Reward charts occasionally work very well in our family. Most often the reward is me taking the kids to the skatepark to ride bikes or more video time for my son. We are not constantly doing them, and like you, weaning off of the reward chart is never hard bc the kids just forget about it. The last one I did was for getting my youngest to poo in the potty. It worked like a charm! It gave her the motivation she needed...and she was very proud each time we put a check mark on that chart! So, as you can see, I am for them. I guess if you were constantly doing a chart and were always buying new toys I can see what your friend is saying.
We punish for bad behavior and reward for good behavior. My daughter is pretty spoiled and sometimes she is a brat. I still lover her all the same.
She sounds a little extreme. I didn't use rewards INSTEAD of discipline, but I did occasionally use rewards as a special treat or in a dire situation ("I'll give you an ice cream cone if you use this potty" for my barely potty trained child because I knew she would have an accident in the car if she didn't go but she was terrified of the stinky porta-potty. The rare bribe stunned her and she peed right away with no further ado). Sure if you always bribe your kids and never discipline them, they could turn into spoiled brats, but that's the extreme.

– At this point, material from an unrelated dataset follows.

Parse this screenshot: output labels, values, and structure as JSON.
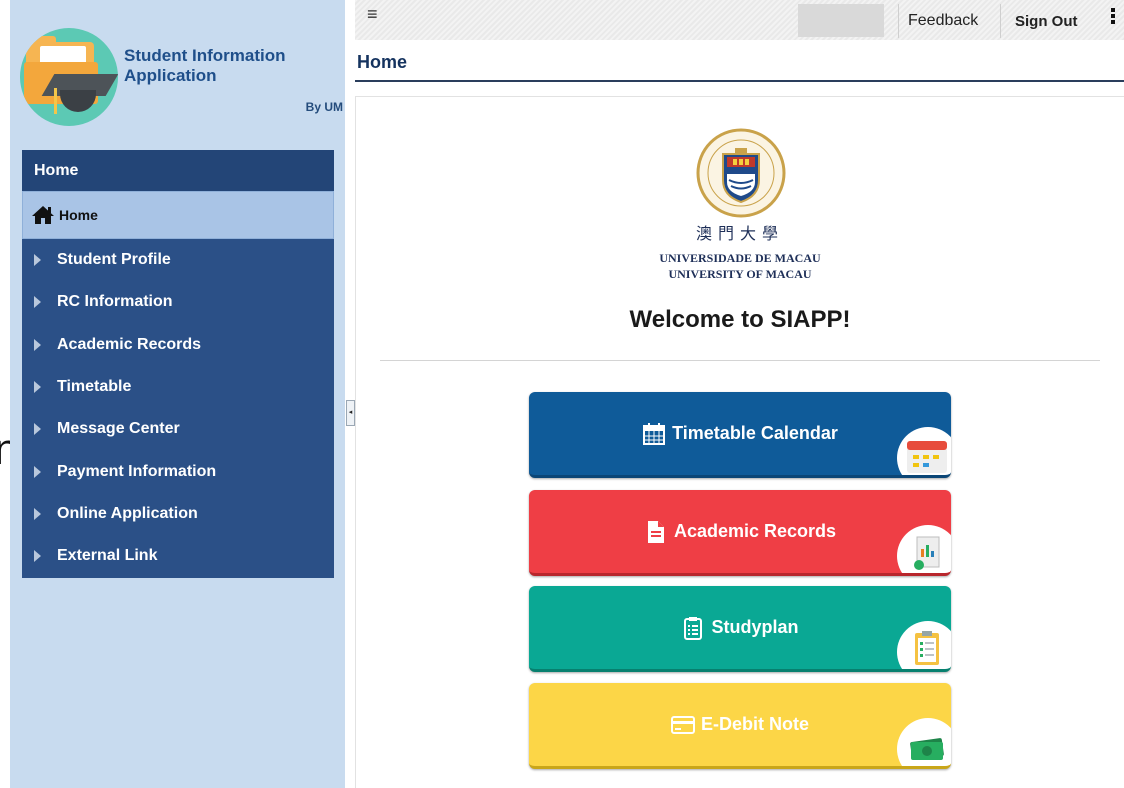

The "reward chart type thingie" I use at school with Kindergarten first graders has no tangible reward attached. Does your behavior move your name up into the shiny gold????? or not? It is a quick silent way to bring attention to behavior, your name is moving up or down, Think about why.

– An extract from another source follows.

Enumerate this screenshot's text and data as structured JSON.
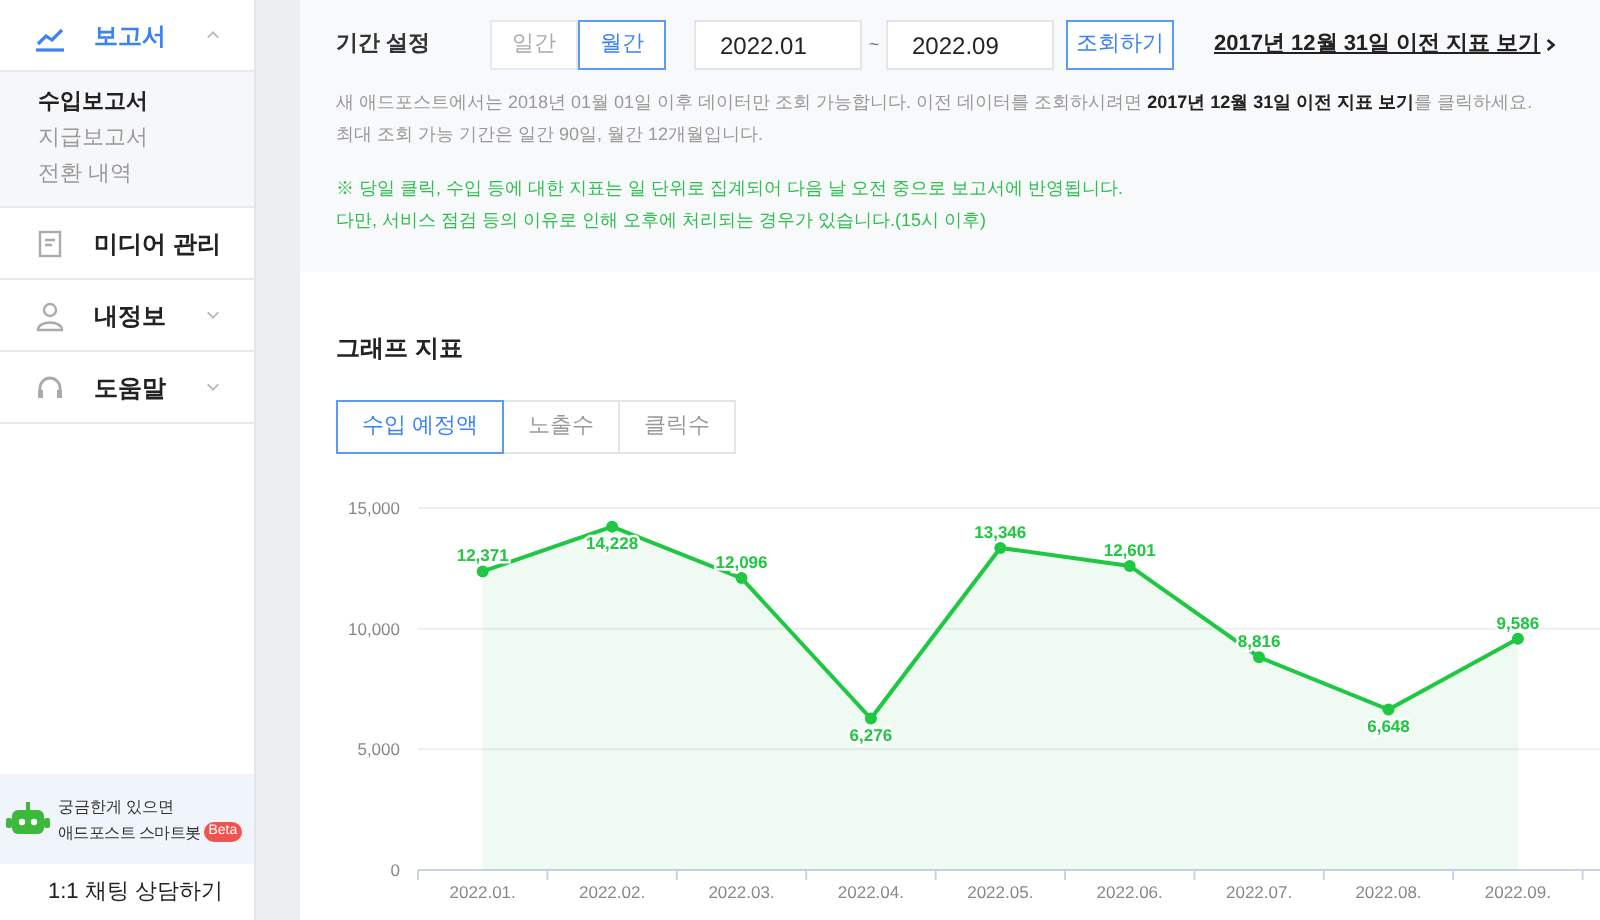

A reward chart or checklist can be the same. a sticker or smiley face cuz you did what you needed to do, just more kid friendly than an adult crossing something off a list
Here's my rewards system for my 2yo: Do what I ask or what you're supposed to do, hear "Thank you for doing that. That was really helpful." If he continues to do the "right thing" even when I see that he doesn't want to, I continue to praise him and explain the importance of doign it even when he sometimes doesn't want to. I then tell him that I will give him some time when he can do something different. When he doesn't do what I have asked or something that he knows isn't the "right thing" to do, I let him hear the disappointment in my voice and tell him that I don't like that. Sometimes I ask him why he did it, and his reason is actually logical, and I apologize to him and talk about why I still don't want him to do it or why it was okay this time but for him to tell me first. In either case, I give him a hug and a kiss and send him on his way.
His reward is that I am pleased. I do not think that that creates a brat. He does not expect a "treat" all the time.

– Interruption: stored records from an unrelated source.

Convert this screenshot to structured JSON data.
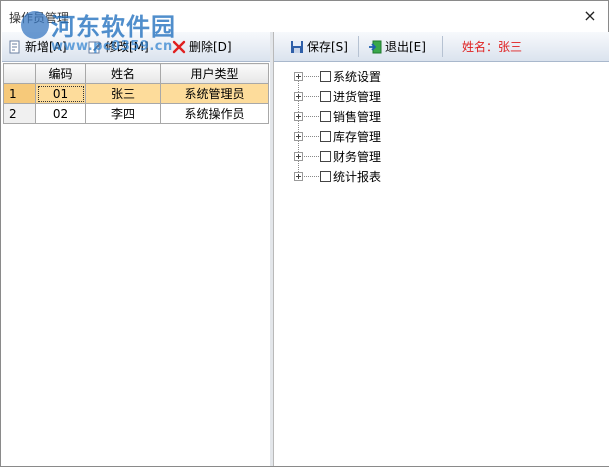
{
  "window": {
    "title": "操作员管理",
    "close_label": "×"
  },
  "watermark": {
    "brand": "河东软件园",
    "url": "www.pc0359.cn"
  },
  "left_toolbar": {
    "add_label": "新增[A]",
    "edit_label": "修改[M]",
    "delete_label": "删除[D]"
  },
  "right_toolbar": {
    "save_label": "保存[S]",
    "exit_label": "退出[E]",
    "name_label": "姓名：张三"
  },
  "table": {
    "headers": [
      "编码",
      "姓名",
      "用户类型"
    ],
    "rows": [
      {
        "num": "1",
        "code": "01",
        "name": "张三",
        "type": "系统管理员"
      },
      {
        "num": "2",
        "code": "02",
        "name": "李四",
        "type": "系统操作员"
      }
    ]
  },
  "tree": {
    "items": [
      "系统设置",
      "进货管理",
      "销售管理",
      "库存管理",
      "财务管理",
      "统计报表"
    ]
  },
  "colors": {
    "accent_red": "#e02020",
    "selection": "#fddc9b"
  },
  "icons": [
    "add-icon",
    "edit-icon",
    "delete-icon",
    "save-icon",
    "exit-icon",
    "close-icon"
  ]
}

If you have transitioned out of that or have a plan to transition, then work your plan. You know your kid(s) better than anyone else, and you know what works in your house. People criticize me for trying to be logical with a 2yo, but I know what gets through and what doesn't. Those people are always surprised when he engages them in conversation or when I tell them some of the things that he says to me. One of these days, I will likely be very annoyed when he tries to negotiate his way out of something and won't just take what I say and move on. The way that I am preparing for that is to tell myself that this is the spirit that I am nurturing. At this point, I have no problem telling him no and sticking to it. I don't know that he'll ever be any cuter than he is right, cocking his head to the side and saying, "Please, Mommy." He very boldly proclaims and asks for what he wants. Sometimes the answer is no, but--doggone it--sometimes I tell my baby yes, and the reason is simply "why not?"